Now is really a good time to come and buy. We have dealers that buy from us on a regular basis, but the independent buyer is able to compete with them very well,” said Rick.
“A lot of the stuff we get in is a little on the dirty side, but I polish and wax it and have it looking good before it ever goes on the floor. We want our buyers to know that we only want them to have quality items,” said Frankie.
The auction house opens the day before the auctions from 9 a.m. until 4 p.m. for the public to view the items that will be sold at auction. On the day of the auction, viewing is from 4 until 6:30 p.m.
“When we are open for viewing we will answer any question that any one has about anything. We will be truthful about the woods that are used, the way things are made, the age of the items or anything else that they would want or need to know. Once the auction starts we just sell, we do not answer any questions. The time to see what we have and to ask the questions is when we have our viewings,” said Rick.
Once the auctions begin the Bertrands are all business. The object is to sell in a timely manner and not waste anyone’s time.
Rick picks a starting bid based on his vast knowledge of the business and starts the bidding at a reasonable rate. He does this to keep things moving and does a good job. Most auctions end after about two and one half hours.
Buyers are expected to pay the night of the auction and are given a reasonable time to pick up their purchases. All of the rules are clearly posted in the building.
In addition to being an auctioneer, Rick is also a master craftsman. He operates a furniture restoration business in a building connected to the auction house.
There does not appear to be any part of an item built with wood that he cannot duplicate or repair in a way that defies the observer to find the replacement part.

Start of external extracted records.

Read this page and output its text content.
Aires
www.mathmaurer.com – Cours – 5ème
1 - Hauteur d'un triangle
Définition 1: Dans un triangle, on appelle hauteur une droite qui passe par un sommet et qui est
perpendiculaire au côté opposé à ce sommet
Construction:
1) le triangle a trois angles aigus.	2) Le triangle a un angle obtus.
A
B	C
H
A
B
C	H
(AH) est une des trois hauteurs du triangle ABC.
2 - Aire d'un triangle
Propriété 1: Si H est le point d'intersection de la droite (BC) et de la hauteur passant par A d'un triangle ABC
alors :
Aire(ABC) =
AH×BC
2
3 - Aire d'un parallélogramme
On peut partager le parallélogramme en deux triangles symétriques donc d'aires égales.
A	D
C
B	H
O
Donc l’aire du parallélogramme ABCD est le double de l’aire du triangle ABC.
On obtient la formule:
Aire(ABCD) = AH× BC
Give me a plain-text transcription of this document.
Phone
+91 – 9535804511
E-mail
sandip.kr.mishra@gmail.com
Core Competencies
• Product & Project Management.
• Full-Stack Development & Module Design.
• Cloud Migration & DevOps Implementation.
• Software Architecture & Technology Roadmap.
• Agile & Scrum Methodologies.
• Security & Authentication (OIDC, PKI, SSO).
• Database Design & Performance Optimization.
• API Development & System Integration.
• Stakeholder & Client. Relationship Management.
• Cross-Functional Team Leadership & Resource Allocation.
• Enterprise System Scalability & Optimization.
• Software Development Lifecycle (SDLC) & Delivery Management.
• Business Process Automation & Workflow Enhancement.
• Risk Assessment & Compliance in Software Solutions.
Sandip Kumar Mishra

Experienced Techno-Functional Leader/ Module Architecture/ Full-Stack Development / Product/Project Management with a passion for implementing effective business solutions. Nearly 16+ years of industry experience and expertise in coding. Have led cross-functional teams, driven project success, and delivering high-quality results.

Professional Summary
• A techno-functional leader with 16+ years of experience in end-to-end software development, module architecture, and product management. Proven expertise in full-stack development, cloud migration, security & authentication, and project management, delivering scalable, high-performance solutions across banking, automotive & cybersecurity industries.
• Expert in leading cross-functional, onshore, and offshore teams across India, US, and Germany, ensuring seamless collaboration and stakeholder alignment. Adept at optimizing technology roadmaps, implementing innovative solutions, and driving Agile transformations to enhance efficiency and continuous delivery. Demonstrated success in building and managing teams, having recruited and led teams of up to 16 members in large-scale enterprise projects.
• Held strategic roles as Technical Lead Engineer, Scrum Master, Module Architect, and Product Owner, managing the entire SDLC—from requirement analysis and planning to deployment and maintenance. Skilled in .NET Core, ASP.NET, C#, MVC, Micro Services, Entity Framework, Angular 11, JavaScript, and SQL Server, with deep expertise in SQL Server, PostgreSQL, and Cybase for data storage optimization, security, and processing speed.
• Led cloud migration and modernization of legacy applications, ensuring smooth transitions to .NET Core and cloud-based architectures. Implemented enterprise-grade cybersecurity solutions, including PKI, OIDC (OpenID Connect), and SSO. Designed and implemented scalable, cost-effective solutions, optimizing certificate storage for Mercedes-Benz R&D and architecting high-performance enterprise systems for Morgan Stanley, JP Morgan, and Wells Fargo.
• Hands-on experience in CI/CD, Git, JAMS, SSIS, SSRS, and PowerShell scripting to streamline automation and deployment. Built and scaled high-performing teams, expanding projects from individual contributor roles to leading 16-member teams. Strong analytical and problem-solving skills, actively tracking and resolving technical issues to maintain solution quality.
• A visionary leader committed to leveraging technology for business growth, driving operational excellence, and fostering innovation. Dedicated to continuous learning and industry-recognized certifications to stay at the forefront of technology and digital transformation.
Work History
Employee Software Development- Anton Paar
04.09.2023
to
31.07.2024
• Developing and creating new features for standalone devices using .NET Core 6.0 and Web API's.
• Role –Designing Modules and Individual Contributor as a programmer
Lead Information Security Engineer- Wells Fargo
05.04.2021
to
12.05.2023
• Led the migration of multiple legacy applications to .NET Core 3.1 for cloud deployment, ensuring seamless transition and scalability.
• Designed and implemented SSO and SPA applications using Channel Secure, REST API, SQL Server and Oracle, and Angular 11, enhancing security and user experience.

Rick has a vast knowledge of the woods used in furniture manufacture and top quality tools to repair virtually anything that needs to be repaired.
B&B Auctions is located about one mile east of the intersection of Texas 62 and Farm Road 105, near the Orange Sheriff’s Posse Rodeo Arena on 105.
Auctions are held every three weeks on Tuesdays at 6:30 p.m.The future auction dates are; June 2, 24, July 14, Aug. 4 and 25.